Now, launch and run the SAS program, and review the output from the PRINT procedure to convince yourself that this time the grades E1, E2, ..., F1 are appropriately assigned and retained. Also, note that we have successfully transposed the grades data set from a "tall" data set to a "fat" data set.
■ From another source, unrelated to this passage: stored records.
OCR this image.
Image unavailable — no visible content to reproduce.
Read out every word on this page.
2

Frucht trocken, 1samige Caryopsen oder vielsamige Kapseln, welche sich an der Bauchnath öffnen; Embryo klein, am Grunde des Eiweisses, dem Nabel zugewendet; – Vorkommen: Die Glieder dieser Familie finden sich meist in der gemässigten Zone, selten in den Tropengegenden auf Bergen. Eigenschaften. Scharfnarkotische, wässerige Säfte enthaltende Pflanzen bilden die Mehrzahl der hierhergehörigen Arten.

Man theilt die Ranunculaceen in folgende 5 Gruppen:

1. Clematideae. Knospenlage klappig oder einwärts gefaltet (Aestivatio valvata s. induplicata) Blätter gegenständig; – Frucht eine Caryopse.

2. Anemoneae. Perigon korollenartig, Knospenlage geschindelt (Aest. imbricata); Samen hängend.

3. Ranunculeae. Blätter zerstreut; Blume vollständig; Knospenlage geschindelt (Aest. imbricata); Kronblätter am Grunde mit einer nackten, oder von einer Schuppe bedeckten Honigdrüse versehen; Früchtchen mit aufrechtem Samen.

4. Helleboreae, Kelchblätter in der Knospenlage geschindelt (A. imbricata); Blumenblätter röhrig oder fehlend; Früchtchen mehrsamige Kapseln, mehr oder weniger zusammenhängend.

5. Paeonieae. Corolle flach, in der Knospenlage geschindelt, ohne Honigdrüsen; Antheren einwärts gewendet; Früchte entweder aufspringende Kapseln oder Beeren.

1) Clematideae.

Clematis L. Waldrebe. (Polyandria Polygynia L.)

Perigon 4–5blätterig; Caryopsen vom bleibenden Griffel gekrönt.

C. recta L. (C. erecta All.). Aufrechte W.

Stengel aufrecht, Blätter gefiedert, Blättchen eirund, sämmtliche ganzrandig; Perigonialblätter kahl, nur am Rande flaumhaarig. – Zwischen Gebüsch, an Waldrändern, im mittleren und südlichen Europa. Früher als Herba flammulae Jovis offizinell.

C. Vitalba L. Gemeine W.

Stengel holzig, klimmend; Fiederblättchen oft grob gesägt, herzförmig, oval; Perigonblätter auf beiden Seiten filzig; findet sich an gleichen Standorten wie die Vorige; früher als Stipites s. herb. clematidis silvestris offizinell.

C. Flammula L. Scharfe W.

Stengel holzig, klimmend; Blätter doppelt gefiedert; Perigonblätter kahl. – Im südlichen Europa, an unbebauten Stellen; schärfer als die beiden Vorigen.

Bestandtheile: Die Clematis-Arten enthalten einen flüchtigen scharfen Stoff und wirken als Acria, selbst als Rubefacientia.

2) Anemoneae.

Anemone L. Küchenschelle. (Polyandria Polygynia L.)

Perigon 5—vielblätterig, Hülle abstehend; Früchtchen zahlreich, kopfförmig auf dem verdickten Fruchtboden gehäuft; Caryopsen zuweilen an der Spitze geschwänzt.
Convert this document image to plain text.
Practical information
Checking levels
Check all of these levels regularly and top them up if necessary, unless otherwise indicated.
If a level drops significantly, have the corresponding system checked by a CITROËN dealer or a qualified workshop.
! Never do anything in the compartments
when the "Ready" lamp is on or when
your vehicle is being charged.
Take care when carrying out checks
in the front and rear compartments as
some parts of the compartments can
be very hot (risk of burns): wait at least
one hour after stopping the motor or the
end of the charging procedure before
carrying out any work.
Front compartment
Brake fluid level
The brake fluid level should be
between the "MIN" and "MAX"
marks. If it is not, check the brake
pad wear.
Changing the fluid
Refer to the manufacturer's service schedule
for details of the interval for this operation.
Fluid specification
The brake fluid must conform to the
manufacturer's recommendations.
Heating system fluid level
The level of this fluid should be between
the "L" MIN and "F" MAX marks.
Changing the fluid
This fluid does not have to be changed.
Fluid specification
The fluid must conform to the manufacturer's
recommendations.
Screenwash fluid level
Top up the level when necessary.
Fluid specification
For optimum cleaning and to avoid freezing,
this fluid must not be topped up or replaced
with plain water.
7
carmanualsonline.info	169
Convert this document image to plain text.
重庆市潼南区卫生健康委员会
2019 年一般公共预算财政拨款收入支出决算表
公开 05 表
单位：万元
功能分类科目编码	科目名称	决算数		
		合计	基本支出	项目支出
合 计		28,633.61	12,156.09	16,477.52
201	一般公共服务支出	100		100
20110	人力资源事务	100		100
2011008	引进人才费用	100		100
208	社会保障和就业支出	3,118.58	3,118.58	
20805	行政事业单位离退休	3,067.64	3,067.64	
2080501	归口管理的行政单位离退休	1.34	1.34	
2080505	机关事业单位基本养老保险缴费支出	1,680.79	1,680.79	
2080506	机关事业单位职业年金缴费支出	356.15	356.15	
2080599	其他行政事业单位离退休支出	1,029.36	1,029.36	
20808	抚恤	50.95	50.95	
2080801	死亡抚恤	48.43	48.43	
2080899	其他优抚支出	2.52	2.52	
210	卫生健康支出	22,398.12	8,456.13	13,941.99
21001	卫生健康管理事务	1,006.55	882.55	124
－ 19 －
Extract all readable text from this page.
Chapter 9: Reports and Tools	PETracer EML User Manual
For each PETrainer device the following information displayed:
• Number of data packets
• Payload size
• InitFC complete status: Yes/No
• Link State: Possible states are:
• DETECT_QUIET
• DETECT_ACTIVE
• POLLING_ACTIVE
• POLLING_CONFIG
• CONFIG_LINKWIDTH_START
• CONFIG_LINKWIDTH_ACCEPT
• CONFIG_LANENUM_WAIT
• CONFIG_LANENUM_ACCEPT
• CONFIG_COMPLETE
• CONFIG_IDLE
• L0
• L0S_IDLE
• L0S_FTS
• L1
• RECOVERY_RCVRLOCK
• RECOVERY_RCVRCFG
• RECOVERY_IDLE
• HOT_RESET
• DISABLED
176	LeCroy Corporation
Just to close the loop, the following program calculates the final grades of the students using the newly transposed data set:
DATA grades4;
set grades3;
if E1 = min(E1, E2, E3, E4) then E1 = .;
else if E2 = min(E1, E2, E3, E4) then E2 = .;
else if E3 = min(E1, E2, E3, E4) then E3 = .;
else if E4 = min(E1, E2, E3, E4) then E4 = .;
fnl = sum(E1, E2, E3, E4, P1, F1)/6;
format fnl 5.1;
RUN;
PROC PRINT data=grades4;
title 'Output Dataset: FINAL GRADES calculated from TRANSPOSED GRADES';
RUN;
Obs | idno | l_name | E1 | E2 | E3 | E4 | P1 | F1 | fnl |
---|---|---|---|---|---|---|---|---|---|
1 | 10 | Smith | 78 | 82 | 86 | . | 97 | 160 | 83.8 |
2 | 11 | Simon | 88 | . | 86 | 99 | 100 | 170 | 90.5 |
3 | 12 | Jones | 98 | . | 92 | 99 | 99 | 185 | 95.5 |
The MIN function:
min(var1, var2, var3, .., varn)
returns the smallest number of the given arguments. Therefore, the IF-THEN-ELSE statement in the DATA step replaces the lowest exam grade encountered for each student with a missing value. For example, if SAS deems that a student's E1 value is the smallest of her four exam grades, then SAS will set E1 to missing. Then, SAS calculates the student's final (fnl) grade by merely summing the student's available grades and dividing by 6.
Launch and run the SAS program, and review the output from the PRINT procedure to convince yourself that the student's final grades have been again appropriately calculated.